L’économie américaine ne souffre pas encore de la seconde vague de la pandémie
Tant en Chine qu’aux Etats-Unis, la confiance des entrepreneurs a encore augmenté en octobre. L’ISM Manufacturing (59 points) et son pendant pour les services (57 points) ont dépassé les attentes tandis qu’en Europe, l’indicateur PMI s’est retranché pour les services sous la barre des 50 points dans le sillage des nouveaux confinements. La poursuite de la reprise économique américaine ressort également du rapport sur l’emploi. 638.000 emplois ont été créés en octobre, ce qui a permis au taux de chômage de diminuer plus que prévu et de retomber ainsi de 7,9% à 6,9%. Le président de la Fed, Jerome Powell, a cependant indiqué à titre de mise en garde que cette tendance ne pouvait pas être extrapolée et que la résurgence actuelle du coronavirus était susceptible de freiner, voire d’annihiler la reprise économique. Il s’agit là en effet du scénario auquel nous assistons en Europe. Mais en Europe, la seconde vague de contaminations a plus ou moins atteint son pic, alors que la pandémie semble toujours gagner en virulence aux Etats-Unis.

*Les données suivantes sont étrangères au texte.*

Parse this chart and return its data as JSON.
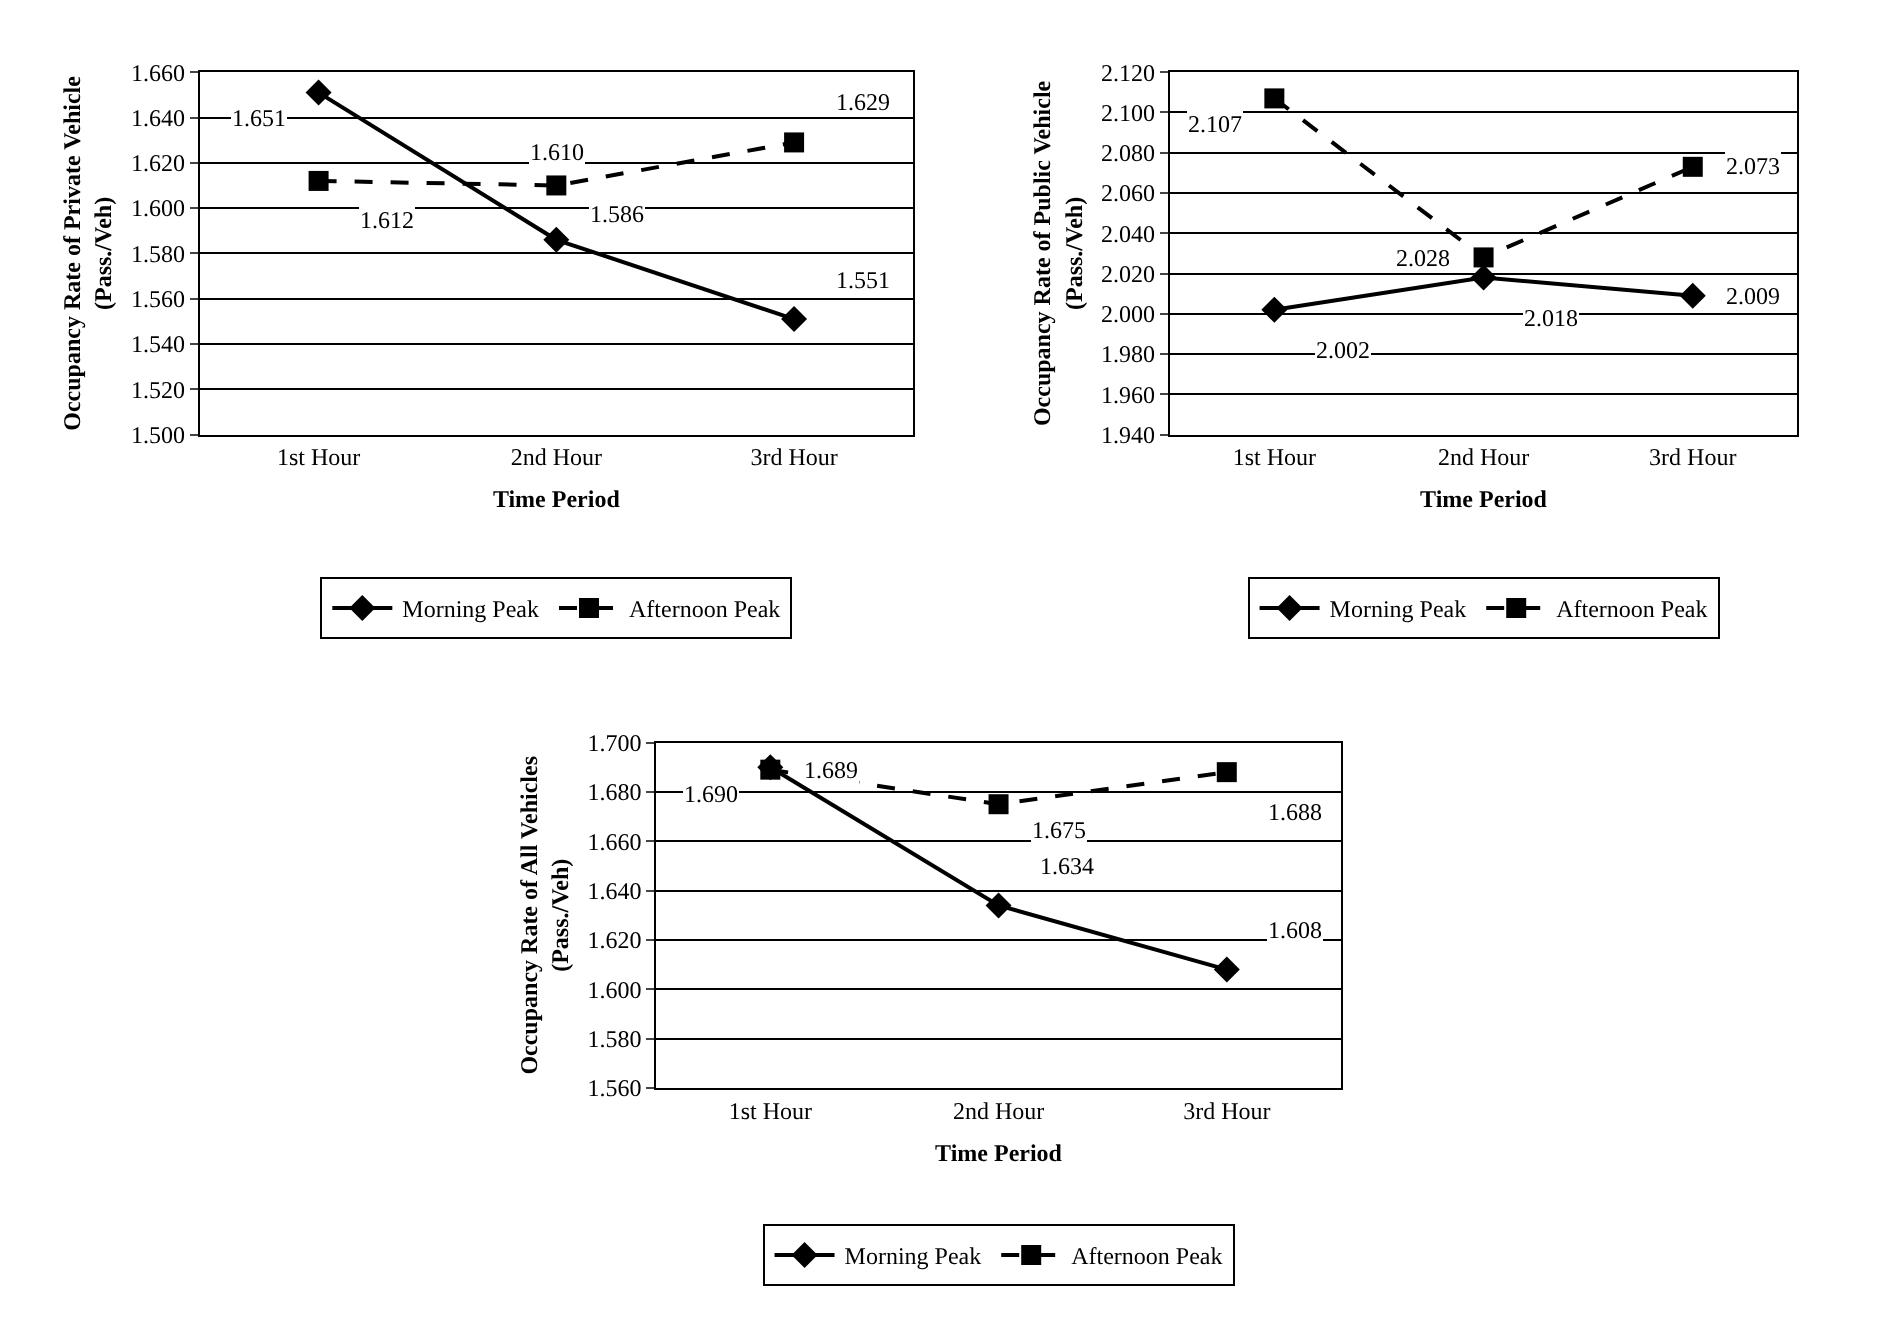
{
  "chart_data": [
    {
      "type": "line",
      "categories": [
        "1st Hour",
        "2nd Hour",
        "3rd Hour"
      ],
      "xlabel": "Time Period",
      "ylabel": "Occupancy Rate of Private Vehicle\n(Pass./Veh)",
      "ylim": [
        1.5,
        1.66
      ],
      "yticks": [
        {
          "value": 1.5,
          "label": "1.500"
        },
        {
          "value": 1.52,
          "label": "1.520"
        },
        {
          "value": 1.54,
          "label": "1.540"
        },
        {
          "value": 1.56,
          "label": "1.560"
        },
        {
          "value": 1.58,
          "label": "1.580"
        },
        {
          "value": 1.6,
          "label": "1.600"
        },
        {
          "value": 1.62,
          "label": "1.620"
        },
        {
          "value": 1.64,
          "label": "1.640"
        },
        {
          "value": 1.66,
          "label": "1.660"
        }
      ],
      "grid": "y",
      "legend": "bottom",
      "series": [
        {
          "name": "Morning Peak",
          "color": "#000000",
          "values": [
            1.651,
            1.586,
            1.551
          ],
          "value_labels": [
            "1.651",
            "1.586",
            "1.551"
          ],
          "marker": "diamond",
          "line_style": "solid"
        },
        {
          "name": "Afternoon Peak",
          "color": "#000000",
          "values": [
            1.612,
            1.61,
            1.629
          ],
          "value_labels": [
            "1.612",
            "1.610",
            "1.629"
          ],
          "marker": "square",
          "line_style": "dashed"
        }
      ]
    },
    {
      "type": "line",
      "categories": [
        "1st Hour",
        "2nd Hour",
        "3rd Hour"
      ],
      "xlabel": "Time Period",
      "ylabel": "Occupancy Rate of Public Vehicle\n(Pass./Veh)",
      "ylim": [
        1.94,
        2.12
      ],
      "yticks": [
        {
          "value": 1.94,
          "label": "1.940"
        },
        {
          "value": 1.96,
          "label": "1.960"
        },
        {
          "value": 1.98,
          "label": "1.980"
        },
        {
          "value": 2.0,
          "label": "2.000"
        },
        {
          "value": 2.02,
          "label": "2.020"
        },
        {
          "value": 2.04,
          "label": "2.040"
        },
        {
          "value": 2.06,
          "label": "2.060"
        },
        {
          "value": 2.08,
          "label": "2.080"
        },
        {
          "value": 2.1,
          "label": "2.100"
        },
        {
          "value": 2.12,
          "label": "2.120"
        }
      ],
      "grid": "y",
      "legend": "bottom",
      "series": [
        {
          "name": "Morning Peak",
          "color": "#000000",
          "values": [
            2.002,
            2.018,
            2.009
          ],
          "value_labels": [
            "2.002",
            "2.018",
            "2.009"
          ],
          "marker": "diamond",
          "line_style": "solid"
        },
        {
          "name": "Afternoon Peak",
          "color": "#000000",
          "values": [
            2.107,
            2.028,
            2.073
          ],
          "value_labels": [
            "2.107",
            "2.028",
            "2.073"
          ],
          "marker": "square",
          "line_style": "dashed"
        }
      ]
    },
    {
      "type": "line",
      "categories": [
        "1st Hour",
        "2nd Hour",
        "3rd Hour"
      ],
      "xlabel": "Time Period",
      "ylabel": "Occupancy Rate of All Vehicles\n(Pass./Veh)",
      "ylim": [
        1.56,
        1.7
      ],
      "yticks": [
        {
          "value": 1.56,
          "label": "1.560"
        },
        {
          "value": 1.58,
          "label": "1.580"
        },
        {
          "value": 1.6,
          "label": "1.600"
        },
        {
          "value": 1.62,
          "label": "1.620"
        },
        {
          "value": 1.64,
          "label": "1.640"
        },
        {
          "value": 1.66,
          "label": "1.660"
        },
        {
          "value": 1.68,
          "label": "1.680"
        },
        {
          "value": 1.7,
          "label": "1.700"
        }
      ],
      "grid": "y",
      "legend": "bottom",
      "series": [
        {
          "name": "Morning Peak",
          "color": "#000000",
          "values": [
            1.69,
            1.634,
            1.608
          ],
          "value_labels": [
            "1.690",
            "1.634",
            "1.608"
          ],
          "marker": "diamond",
          "line_style": "solid"
        },
        {
          "name": "Afternoon Peak",
          "color": "#000000",
          "values": [
            1.689,
            1.675,
            1.688
          ],
          "value_labels": [
            "1.689",
            "1.675",
            "1.688"
          ],
          "marker": "square",
          "line_style": "dashed"
        }
      ]
    }
  ]
}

Une récession à double creux en Europe
Après la reprise historiquement vigoureuse du troisième trimestre, le quatrième trimestre promet de se solder par une récession à double creux sous l’effet de la seconde vague de contaminations et des nouveaux confinements décrétés dans la plupart des pays européens. Cela dit, cette récession ne sera pas nécessairement aussi profonde que celle du deuxième trimestre. Pour la totalité de 2020, la Commission européenne table à présent sur une contraction historique de 7,8% dans la zone euro, et même de 10% pour les pays les plus touchés par la pandémie que sont l’Espagne, l’Italie et la France. La zone euro entrerait ensuite dans une phase de récupération progressive, avec un rétablissement de 4,2% en 2021 et de 3% en 2022. Cela revient à dire qu’il faudra attendre 2023 pour voir l’économie européenne se remettre entièrement et renouer avec son niveau d’avant la crise du coronavirus. Une prévision qui, soit dit en passant, ne tient pas compte du scénario d’un Brexit "dur"…
Reste encore à trouver une solution pour le Brexit
Cette semaine sera cruciale pour cet autre sujet brûlant de l’actualité politique, à savoir les négociations sur l’accord commercial post-Brexit. La mi-novembre est en effet considérée comme une date butoir pour parvenir à un accord qui puisse encore être ratifié par les différents parlements avant la fin de l’année. Les différentes parties sont plutôt disposées à négocier, mais les divergences de vues restent énormes. Nous sommes donc curieux de voir comment les marchés parviendront à gérer le suspense de cette phase finale, et surtout si cette incertitude se dissipera elle aussi d’ici peu.